Updated from 1:50 p.m.
The automakers will sidestep bankruptcy, at least in the near term.
Saying "Chapter 11 is unlikely to work for the American automakers at this time," President George Bush unveiled a $17.4 billion bailout plan for General Motors (GM) and Chrysler, which face imminent liquidity problems.
Though he suggested bankruptcy as an alternative earlier in the week, Bush appeared to back away Friday, buying into the industry's fervent belief that consumers would be unlikely to buy cars from an automaker operating under Chapter 11."If we were to allow the free market to take its course now, it would almost certainly lead to disorderly bankruptcy and liquidation for the automakers," he said. "These are not ordinary circumstances." President-elect Barack Obama backed the plan at a later news conference announcing some of his new cabinet members. He said a failure of the automakers "would have had a devastating effect" on the economy and workers. GM will receive $4 billion on Dec. 29 and $5.4 billion on Jan. 16. It will receive $4 billion more in February, if Congress agrees to release the second half of the funding for the Troubled Asset Relief Program.

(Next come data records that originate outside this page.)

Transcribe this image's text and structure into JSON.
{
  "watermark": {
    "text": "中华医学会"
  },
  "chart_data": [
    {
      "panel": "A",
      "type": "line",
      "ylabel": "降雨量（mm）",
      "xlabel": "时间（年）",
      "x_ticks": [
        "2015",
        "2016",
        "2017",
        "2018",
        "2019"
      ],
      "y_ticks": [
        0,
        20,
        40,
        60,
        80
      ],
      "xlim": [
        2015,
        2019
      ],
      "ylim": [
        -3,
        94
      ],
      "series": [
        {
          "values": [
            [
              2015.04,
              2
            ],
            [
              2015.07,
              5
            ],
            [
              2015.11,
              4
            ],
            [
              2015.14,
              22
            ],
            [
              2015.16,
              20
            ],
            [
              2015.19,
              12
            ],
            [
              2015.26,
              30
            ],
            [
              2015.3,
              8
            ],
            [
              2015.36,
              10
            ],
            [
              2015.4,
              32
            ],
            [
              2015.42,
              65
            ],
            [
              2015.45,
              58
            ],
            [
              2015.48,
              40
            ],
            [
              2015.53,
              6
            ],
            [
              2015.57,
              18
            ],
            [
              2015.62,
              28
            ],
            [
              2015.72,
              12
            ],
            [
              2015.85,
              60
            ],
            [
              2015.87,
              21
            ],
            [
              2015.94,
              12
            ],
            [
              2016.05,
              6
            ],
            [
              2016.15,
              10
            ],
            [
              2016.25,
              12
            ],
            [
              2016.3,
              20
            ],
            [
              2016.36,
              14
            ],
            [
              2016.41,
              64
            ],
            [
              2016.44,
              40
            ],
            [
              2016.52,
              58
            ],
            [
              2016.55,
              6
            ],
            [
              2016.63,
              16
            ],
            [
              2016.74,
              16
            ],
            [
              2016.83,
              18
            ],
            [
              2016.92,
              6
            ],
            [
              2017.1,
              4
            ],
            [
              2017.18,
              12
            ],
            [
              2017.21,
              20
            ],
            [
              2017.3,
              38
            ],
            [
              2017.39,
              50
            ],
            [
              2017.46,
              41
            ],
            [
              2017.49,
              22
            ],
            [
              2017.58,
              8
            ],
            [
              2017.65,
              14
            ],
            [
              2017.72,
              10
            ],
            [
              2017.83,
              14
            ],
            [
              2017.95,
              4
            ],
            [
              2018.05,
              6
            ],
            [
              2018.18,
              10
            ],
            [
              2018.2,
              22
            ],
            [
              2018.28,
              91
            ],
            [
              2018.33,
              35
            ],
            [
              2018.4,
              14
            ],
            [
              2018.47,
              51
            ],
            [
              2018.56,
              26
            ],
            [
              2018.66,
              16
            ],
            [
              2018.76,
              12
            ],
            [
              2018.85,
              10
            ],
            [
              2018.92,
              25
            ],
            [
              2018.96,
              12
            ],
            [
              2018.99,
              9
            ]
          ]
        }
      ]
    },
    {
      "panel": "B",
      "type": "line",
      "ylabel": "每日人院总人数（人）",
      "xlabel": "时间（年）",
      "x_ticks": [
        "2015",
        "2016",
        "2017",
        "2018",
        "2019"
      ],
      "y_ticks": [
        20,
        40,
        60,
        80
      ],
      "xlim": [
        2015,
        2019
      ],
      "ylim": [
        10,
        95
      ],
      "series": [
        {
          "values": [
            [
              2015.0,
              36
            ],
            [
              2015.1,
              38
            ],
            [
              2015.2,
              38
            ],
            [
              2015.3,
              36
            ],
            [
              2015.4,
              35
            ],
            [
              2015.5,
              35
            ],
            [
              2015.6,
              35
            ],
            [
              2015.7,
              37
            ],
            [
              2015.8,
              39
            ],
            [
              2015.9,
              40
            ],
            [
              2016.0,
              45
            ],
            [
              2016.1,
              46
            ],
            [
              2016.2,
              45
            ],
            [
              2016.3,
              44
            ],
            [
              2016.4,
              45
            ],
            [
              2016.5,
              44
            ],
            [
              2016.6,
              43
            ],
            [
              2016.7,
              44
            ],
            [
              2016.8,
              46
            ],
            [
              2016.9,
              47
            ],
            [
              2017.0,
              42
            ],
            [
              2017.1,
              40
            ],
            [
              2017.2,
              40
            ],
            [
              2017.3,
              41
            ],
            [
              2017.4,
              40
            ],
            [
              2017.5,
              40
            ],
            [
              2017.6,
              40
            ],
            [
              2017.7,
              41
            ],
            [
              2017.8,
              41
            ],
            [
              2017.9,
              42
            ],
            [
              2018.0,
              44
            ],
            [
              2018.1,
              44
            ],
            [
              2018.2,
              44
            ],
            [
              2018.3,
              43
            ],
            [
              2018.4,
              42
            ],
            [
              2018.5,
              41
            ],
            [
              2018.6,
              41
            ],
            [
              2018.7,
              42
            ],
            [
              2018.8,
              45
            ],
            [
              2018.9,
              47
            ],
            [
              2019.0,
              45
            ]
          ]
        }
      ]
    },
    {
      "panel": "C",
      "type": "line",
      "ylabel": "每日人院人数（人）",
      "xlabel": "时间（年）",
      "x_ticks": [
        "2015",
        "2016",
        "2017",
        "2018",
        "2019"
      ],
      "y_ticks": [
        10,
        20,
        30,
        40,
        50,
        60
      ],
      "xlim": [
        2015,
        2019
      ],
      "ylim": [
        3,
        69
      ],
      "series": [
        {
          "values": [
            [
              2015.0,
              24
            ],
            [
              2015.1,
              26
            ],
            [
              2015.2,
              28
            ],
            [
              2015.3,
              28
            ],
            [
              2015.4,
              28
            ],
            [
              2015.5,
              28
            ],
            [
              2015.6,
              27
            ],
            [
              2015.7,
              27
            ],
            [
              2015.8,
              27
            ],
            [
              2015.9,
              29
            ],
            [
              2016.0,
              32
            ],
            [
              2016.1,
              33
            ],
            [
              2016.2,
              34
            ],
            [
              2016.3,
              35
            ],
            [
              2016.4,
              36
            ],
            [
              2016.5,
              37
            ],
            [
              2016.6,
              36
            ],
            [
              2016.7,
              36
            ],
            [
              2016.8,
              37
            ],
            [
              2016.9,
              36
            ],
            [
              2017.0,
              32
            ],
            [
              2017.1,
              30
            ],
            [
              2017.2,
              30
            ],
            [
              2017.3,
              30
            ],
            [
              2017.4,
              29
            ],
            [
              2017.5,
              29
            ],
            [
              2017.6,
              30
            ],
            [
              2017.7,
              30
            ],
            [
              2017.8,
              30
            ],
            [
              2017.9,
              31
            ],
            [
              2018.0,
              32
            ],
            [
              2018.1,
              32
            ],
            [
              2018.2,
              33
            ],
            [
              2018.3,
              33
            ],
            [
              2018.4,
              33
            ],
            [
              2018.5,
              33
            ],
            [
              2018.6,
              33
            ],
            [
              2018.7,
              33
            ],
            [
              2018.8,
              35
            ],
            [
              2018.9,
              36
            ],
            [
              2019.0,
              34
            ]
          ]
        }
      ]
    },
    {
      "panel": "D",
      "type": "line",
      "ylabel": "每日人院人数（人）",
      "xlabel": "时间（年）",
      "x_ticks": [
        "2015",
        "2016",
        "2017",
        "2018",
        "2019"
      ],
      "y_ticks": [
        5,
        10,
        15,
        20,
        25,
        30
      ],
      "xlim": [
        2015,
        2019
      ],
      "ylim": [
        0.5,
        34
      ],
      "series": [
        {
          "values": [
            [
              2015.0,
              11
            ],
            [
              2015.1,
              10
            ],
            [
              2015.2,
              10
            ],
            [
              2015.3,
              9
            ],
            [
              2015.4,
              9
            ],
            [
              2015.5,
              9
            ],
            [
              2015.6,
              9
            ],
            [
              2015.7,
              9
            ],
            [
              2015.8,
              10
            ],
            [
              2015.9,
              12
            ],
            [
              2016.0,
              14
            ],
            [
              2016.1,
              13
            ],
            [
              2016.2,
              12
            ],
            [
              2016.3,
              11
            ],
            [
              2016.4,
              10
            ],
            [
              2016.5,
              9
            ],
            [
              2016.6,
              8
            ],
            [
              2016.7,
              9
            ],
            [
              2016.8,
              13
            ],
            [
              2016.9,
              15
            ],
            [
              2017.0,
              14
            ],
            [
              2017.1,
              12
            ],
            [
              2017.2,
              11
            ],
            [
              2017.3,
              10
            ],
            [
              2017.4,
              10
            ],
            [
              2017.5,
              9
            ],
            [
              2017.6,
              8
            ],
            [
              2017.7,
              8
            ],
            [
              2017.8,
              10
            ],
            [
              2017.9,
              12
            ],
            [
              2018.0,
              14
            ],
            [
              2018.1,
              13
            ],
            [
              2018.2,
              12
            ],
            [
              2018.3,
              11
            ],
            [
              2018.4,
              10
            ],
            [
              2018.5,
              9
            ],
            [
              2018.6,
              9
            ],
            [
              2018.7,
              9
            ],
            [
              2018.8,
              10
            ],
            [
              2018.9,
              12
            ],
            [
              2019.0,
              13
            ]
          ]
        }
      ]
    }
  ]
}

Chrysler, meanwhile, will get $4 billion on Dec. 29. Both companies must submit plans that assure long-term, viable restructuring strategies, or they will have to quickly repay the money. Additionally, they must reduce their debt obligations by two-thirds and reach an agreement with the United Auto Workers to cut wages and benefits that are competitive with those at foreign automakers' U.S. plants. Shares of GM surged Friday morning, but pulled back in the afternoon, when they were trading up about 11% to 4.05. Shares in Ford (F) were trading about 1% higher to $2.87. Unlike its peers, Ford says it does not face an immediate liquidity crisis.